Overturning Roe v. Wade, the 1973 ruling that guaranteed nationwide access to abortion in the United States, would be contrary to international human rights standards, the UN's human rights chief said Wednesday.
"Possible decisions taken at a national level in the US to revert more than five decades of protection of sexual and reproductive health and rights through Roe v. Wade are very concerning," Michelle Bachelet told an economic forum hosted by the Bloomberg news agency in Panama City. "It could be a massive setback for women's rights, contrary to... international human rights standards," she said via videoconference.
A leaked draft opinion showed the US Supreme Court's conservative majority was seriously considering overturning the landmark ruling, igniting fury and protests across the United States. Polls show that a majority of Americans support some form of access to abortion.
But in recent months, Republican-controlled states have taken steps to restrict abortion rights -- with some seeking an outright ban of the procedure without any exceptions -- and overturning Roe would grant them greater freedom to enact their policies.
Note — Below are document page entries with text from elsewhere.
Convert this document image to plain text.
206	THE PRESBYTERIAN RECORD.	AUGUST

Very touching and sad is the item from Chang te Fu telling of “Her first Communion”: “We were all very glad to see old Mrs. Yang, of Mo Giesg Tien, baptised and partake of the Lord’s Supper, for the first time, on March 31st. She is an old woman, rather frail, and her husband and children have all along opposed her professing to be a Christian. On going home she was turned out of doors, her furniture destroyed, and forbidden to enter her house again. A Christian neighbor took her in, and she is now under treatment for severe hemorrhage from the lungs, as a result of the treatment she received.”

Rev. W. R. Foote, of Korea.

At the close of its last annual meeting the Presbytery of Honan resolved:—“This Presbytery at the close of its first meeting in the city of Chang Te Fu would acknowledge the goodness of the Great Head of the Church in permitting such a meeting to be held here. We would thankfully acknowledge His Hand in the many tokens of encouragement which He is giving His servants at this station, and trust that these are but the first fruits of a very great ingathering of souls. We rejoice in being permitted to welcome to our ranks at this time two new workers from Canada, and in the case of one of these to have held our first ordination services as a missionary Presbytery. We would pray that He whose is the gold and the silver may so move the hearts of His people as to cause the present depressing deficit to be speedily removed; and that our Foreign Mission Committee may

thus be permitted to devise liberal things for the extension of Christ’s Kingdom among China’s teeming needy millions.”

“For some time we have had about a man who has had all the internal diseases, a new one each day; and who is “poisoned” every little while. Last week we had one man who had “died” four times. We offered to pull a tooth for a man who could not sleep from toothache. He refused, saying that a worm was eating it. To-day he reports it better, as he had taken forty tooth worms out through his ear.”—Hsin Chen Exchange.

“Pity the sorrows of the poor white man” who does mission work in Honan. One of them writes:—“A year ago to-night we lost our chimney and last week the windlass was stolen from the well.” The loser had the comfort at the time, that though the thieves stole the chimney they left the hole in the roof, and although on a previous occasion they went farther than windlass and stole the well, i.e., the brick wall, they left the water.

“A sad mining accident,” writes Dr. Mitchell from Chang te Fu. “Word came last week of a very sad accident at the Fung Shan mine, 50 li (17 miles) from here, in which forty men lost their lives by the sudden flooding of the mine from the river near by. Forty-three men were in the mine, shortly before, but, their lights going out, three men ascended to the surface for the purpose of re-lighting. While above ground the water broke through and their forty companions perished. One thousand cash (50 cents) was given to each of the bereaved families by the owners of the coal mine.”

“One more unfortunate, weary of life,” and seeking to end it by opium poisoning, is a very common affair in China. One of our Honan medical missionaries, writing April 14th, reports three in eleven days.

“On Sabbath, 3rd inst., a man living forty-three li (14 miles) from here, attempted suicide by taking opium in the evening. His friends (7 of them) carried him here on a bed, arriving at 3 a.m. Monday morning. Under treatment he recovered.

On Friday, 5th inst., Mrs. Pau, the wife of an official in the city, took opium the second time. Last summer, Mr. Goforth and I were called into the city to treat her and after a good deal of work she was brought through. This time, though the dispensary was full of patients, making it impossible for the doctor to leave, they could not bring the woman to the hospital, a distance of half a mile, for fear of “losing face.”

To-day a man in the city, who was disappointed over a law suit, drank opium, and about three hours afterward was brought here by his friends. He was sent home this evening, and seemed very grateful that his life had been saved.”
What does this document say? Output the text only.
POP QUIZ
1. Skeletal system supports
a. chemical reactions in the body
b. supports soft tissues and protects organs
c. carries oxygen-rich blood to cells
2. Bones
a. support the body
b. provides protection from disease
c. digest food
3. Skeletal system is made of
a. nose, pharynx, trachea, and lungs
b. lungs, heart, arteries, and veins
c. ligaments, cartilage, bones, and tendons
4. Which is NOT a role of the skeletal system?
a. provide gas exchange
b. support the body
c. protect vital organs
Bachelet said overturning Roe could affect millions of women, "especially those with low income and belonging to racial and ethnic minorities."
"Evidence shows that highly-restrictive laws have a disproportionate impact on marginalized groups of women, in particular women living in poverty," she said.
"Globally, unsafe abortion is a leading cause of maternal death and evidence has shown that restrictive abortion laws do not reduce... abortion but drive it underground, making it more likely to be unsafe."
Bachelet also urged US states to ensure that women have options.
"What states cannot do is to impose a certain perspective," she said.
Instead, they must "ensure that all women according to their own beliefs, religion or decisions on their own autonomy, on their bodies... can have access to all the different options."